Four years on, there is a key question. Has section 76 helped the criminal justice system be more effective? Are the real-life Helen Titcheners – who live in what pioneering academic Professor Evan Stark has termed ‘a state of entrapment’ – any closer to freedom and/or safety? The future of Teresa May’s long awaited Domestic Violence and Abuse Bill is, at the time of writing, uncertain; if it does become law, it will introduce some important procedural changes, such as making it easier for victims to give evidence in court. None of these changes in themselves are likely have much of an impact on the most recent ONS figures, which show that there were only 235 successful coercive control prosecutions last year, in the context of an estimated 1.3 million women who experienced domestic abuse. However, a new paper in the Howard Journal of Crime and Justice suggests that the picture on the ground is more complicated. It also argues that urgent training is needed if section 76 is to reach its undoubtedly progressive potential.

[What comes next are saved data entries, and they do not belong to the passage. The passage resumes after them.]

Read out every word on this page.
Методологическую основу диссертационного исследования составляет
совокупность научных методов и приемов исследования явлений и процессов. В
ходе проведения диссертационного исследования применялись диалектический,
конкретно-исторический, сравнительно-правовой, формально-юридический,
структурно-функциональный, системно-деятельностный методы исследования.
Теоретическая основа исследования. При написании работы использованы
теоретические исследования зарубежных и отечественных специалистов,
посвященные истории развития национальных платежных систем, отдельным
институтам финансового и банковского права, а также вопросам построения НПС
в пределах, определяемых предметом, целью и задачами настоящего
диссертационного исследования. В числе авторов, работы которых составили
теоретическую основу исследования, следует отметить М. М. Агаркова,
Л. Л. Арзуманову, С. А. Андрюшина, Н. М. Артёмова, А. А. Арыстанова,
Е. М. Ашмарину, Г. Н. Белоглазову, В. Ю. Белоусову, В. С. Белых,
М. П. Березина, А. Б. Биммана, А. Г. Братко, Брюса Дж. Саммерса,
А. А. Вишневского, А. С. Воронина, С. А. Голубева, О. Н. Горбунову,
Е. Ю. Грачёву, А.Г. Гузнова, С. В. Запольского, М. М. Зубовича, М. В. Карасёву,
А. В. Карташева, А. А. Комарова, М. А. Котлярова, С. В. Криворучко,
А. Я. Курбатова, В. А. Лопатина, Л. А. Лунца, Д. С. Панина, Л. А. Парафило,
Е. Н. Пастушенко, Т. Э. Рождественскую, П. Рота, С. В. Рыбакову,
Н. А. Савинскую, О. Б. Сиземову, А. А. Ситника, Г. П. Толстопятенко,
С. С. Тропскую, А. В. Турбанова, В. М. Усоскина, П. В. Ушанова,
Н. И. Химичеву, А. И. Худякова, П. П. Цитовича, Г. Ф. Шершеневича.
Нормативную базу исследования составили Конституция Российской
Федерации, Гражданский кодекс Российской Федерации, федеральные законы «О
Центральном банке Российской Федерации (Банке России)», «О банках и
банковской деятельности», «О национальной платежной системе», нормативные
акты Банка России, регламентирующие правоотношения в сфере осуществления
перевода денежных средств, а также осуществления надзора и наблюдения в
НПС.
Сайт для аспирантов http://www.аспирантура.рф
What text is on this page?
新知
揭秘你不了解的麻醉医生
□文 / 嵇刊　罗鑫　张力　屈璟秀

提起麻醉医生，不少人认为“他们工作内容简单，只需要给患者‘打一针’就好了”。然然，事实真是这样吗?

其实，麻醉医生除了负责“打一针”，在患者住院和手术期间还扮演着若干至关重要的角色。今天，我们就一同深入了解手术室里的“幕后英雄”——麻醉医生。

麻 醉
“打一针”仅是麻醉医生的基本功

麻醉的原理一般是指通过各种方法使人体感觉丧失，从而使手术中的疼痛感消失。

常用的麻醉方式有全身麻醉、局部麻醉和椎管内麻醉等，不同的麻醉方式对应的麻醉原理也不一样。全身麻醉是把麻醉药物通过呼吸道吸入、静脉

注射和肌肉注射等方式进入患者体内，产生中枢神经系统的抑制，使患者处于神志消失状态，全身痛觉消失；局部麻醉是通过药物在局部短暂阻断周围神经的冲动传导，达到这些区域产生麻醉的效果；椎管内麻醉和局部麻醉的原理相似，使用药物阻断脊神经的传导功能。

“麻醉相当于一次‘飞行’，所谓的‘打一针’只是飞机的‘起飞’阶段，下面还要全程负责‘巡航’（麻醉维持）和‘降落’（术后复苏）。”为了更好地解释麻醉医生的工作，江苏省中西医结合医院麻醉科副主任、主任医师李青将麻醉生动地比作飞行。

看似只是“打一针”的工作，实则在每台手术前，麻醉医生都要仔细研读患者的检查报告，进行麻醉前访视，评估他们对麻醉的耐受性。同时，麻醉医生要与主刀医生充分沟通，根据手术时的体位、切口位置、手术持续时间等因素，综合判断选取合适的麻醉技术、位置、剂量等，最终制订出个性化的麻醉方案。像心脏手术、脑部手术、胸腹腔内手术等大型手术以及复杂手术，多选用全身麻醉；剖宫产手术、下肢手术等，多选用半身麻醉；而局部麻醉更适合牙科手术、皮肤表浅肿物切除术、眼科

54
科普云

Analysis of data from interviews and focus groups with survivors, their closest advisors, and police shows that section 76 has the potential to change the way the criminal justice system deals with domestic abuse radically and for the better. This will only be possible, however, if police, CPS and the judiciary are trained to understand the dynamics of coercive control. Last year, the World Health Organisation declared that domestic abuse is an international emergency. An approach to the prosecution of domestic abuse that is informed by the theory of coercive control could help keep women safe. Change is needed. Rhetorical intent in the context of domestic abuse is a good start. Compulsory training in coercive control for all key criminal justice agents would help make this intent an operational success story.

Cassandra Wiener is a doctoral researcher in the School of Law at the University of Sussex, and a Visiting Lecturer in Sociology at City, University of London. Her research focuses on coercive control and the criminal law and she advises governments and activists around the world on the doctrinal implications of domestic abuse law reform. Her monograph, Coercive Control and the Criminal Law, is being published by Routledge next year.